A l'instar de l'artisanat que symbolise Dédale, l'art féminin est donc affaire de Métis, de cette intelligence rusée et d'habileté technique que matérialisera également Pénélope et qui fait qu'une simple pelote de fil triomphera des obstacles du labyrinthe. Celui-ci, d'ailleurs, selon Virgile, est « un parcours tissé de parois aveugles ». Le fil rend intelligible le parcours qu'il dessine. Plutarque marque sa relation avec la connaissance du labyrinthe par l'étymologie.
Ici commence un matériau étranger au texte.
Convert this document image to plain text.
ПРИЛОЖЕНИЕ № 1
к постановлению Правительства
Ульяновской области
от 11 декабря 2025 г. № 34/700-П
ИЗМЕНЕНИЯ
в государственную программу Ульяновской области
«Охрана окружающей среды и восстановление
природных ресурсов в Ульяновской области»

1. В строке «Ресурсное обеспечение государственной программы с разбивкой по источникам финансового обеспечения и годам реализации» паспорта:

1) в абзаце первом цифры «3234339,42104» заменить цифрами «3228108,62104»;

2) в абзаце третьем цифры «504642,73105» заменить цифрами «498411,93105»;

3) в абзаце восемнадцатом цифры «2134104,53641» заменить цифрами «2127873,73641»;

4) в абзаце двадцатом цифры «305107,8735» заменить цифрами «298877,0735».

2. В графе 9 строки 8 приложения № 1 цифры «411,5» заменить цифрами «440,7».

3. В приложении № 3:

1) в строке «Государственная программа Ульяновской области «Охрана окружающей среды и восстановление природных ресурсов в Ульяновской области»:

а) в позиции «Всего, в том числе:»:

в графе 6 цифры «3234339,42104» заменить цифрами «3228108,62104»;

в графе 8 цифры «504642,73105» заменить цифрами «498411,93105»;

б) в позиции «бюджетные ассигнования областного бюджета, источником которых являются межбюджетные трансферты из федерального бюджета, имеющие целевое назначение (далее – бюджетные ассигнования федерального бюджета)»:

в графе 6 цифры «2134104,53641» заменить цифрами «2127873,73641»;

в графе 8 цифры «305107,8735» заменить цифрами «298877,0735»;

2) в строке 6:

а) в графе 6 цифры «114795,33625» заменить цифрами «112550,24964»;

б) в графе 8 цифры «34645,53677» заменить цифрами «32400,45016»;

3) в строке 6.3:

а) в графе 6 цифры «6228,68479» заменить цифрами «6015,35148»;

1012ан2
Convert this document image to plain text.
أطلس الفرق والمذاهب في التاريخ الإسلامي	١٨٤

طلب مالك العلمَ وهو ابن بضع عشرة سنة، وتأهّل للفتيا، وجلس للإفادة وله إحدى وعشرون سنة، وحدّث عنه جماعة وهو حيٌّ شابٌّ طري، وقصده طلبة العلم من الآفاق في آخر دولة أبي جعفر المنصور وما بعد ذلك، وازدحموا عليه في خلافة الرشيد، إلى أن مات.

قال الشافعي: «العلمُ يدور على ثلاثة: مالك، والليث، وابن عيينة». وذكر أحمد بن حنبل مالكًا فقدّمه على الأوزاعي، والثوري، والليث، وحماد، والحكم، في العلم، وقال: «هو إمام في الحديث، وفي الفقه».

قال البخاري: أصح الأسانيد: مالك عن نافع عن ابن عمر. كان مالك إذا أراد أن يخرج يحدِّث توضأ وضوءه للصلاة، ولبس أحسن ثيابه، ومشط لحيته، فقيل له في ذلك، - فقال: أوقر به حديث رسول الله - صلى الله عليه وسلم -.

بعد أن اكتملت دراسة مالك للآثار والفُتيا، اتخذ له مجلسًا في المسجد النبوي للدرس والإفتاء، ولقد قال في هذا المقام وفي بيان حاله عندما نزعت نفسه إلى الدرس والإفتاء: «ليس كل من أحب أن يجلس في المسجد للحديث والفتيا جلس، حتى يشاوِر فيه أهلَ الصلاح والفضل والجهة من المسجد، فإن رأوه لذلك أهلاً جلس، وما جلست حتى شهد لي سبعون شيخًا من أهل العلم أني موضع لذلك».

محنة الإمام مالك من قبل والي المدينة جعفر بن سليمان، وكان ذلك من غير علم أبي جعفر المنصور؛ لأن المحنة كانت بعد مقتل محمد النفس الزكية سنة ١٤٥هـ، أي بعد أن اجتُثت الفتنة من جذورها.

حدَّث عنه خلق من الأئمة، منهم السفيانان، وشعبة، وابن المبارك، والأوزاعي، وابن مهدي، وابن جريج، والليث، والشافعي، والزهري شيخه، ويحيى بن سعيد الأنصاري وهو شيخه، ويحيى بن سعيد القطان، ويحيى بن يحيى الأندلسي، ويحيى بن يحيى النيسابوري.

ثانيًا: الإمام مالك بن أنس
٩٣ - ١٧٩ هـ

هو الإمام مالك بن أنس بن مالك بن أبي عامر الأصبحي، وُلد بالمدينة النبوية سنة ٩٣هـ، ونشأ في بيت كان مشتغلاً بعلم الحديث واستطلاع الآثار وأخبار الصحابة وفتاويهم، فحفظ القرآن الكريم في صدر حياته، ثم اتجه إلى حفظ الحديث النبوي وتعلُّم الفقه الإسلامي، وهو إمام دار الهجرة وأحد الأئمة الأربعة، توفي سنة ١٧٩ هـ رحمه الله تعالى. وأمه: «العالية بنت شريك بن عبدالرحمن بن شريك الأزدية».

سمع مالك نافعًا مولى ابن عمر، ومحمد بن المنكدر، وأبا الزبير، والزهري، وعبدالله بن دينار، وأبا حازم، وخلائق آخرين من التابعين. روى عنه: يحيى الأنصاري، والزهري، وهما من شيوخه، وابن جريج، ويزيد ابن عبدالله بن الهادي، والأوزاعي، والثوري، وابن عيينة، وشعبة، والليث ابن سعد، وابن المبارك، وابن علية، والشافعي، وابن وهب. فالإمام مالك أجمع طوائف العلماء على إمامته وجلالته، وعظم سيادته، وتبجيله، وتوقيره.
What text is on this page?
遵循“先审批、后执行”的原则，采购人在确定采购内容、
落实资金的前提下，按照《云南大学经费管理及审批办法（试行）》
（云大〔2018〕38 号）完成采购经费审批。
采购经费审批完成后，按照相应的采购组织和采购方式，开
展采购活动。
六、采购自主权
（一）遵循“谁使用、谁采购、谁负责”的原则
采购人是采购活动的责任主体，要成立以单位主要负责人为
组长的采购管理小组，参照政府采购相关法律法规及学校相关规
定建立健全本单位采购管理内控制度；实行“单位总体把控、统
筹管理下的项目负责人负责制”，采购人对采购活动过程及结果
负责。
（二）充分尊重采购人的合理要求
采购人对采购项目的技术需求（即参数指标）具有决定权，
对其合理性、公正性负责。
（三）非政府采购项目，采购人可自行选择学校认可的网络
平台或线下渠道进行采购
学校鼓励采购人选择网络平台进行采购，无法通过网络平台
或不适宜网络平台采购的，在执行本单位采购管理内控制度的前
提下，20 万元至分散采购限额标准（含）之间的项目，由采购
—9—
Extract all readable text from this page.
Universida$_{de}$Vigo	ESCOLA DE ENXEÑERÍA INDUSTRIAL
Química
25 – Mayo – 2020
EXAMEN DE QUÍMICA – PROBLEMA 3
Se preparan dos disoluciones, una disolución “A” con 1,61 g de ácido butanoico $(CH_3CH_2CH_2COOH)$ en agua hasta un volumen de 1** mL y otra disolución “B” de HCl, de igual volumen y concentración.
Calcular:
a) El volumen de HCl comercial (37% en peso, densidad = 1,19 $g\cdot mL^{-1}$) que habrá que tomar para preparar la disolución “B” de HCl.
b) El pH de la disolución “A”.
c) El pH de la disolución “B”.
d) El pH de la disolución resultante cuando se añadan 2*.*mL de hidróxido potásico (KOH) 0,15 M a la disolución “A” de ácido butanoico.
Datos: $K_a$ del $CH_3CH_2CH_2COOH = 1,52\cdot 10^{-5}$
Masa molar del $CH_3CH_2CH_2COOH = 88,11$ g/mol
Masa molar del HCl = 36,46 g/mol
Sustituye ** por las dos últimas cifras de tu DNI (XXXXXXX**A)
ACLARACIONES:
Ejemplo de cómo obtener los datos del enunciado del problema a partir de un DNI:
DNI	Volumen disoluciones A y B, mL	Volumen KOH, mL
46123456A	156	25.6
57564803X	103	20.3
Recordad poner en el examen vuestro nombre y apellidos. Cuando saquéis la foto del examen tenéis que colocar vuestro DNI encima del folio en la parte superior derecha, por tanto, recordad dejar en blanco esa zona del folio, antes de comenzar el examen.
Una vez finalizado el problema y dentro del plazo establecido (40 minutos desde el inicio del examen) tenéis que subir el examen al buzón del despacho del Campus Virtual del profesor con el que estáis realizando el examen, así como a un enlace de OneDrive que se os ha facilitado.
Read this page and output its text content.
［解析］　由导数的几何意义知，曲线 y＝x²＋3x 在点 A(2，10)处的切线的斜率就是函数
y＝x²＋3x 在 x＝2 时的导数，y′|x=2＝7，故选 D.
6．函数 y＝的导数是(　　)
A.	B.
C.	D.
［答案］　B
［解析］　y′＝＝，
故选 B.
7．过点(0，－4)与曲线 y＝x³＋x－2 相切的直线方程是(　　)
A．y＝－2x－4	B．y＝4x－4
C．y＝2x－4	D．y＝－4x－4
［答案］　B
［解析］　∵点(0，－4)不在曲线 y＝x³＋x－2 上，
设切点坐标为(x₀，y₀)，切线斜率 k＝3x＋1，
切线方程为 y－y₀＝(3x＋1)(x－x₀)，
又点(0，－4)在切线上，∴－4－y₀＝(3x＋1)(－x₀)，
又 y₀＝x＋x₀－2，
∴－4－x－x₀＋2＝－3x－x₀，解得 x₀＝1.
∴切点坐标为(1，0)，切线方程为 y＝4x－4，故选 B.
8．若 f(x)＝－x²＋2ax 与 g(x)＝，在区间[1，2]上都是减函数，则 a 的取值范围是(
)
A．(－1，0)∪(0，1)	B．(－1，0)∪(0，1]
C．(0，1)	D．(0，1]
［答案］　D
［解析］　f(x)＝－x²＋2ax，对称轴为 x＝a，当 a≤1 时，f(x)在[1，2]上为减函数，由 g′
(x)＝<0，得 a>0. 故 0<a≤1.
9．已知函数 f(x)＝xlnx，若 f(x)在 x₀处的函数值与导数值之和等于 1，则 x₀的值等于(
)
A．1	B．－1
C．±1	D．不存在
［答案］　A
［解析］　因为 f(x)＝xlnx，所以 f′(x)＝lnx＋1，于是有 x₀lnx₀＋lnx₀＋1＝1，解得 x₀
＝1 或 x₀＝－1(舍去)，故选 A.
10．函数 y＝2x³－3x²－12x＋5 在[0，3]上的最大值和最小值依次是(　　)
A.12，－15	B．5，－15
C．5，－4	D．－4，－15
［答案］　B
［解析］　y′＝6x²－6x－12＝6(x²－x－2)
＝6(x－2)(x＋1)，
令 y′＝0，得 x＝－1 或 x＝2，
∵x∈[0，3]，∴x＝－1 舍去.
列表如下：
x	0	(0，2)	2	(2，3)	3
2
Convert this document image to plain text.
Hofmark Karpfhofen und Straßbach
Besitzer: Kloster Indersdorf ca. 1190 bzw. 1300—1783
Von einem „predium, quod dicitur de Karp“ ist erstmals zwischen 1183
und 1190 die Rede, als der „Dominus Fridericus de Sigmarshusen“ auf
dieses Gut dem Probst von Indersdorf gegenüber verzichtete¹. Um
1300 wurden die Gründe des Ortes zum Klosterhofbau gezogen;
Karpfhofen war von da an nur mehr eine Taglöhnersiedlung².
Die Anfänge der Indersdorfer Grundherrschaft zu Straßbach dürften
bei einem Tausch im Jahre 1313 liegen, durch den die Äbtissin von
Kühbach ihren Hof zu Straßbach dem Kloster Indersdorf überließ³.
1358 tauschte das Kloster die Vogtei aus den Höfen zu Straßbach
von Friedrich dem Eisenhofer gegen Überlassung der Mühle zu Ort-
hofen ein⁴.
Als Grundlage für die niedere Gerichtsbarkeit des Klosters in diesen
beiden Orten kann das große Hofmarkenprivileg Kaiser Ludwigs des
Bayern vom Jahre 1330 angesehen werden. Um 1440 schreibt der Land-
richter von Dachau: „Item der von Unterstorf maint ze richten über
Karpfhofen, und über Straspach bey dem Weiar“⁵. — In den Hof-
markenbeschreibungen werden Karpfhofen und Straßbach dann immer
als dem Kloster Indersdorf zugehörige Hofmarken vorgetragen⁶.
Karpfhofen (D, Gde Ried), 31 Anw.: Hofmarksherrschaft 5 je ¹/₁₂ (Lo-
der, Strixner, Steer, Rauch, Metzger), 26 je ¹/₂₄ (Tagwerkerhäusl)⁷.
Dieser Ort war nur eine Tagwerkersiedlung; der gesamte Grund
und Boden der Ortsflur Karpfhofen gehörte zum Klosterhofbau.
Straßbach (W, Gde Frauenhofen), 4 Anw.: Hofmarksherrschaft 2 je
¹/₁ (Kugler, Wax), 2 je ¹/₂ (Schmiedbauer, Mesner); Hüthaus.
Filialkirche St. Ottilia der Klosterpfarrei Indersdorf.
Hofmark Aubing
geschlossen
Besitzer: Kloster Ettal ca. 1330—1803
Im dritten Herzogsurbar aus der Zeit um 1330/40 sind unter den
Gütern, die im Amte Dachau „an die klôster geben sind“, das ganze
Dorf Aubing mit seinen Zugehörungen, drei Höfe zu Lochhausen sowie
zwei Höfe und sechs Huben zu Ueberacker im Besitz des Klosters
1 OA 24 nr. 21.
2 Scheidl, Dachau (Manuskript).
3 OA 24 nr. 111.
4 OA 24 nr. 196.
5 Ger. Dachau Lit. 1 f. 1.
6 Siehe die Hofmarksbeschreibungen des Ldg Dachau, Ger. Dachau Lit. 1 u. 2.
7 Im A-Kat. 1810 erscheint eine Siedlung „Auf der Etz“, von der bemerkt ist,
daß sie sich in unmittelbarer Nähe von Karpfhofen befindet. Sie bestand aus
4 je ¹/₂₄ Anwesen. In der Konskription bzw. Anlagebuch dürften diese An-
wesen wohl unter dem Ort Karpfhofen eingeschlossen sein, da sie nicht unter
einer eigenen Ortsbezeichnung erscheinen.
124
Le verbe melissein qui désigne le déroulement de la bobine, renvoie à « faire tourner, (d'où le mot hélice), le mouvement du fuseau et du préverbe ana-, «  en arrière, en remontant ». « Enrouler à rebours », c'est dérouler, et ce verbe s'applique aussi au déroulement d'un rouleau manuscrit. Par extension, il signifie « lire » et « expliquer ». Dérouler le fil, c'est donc « expliquer » le Labyrinthe.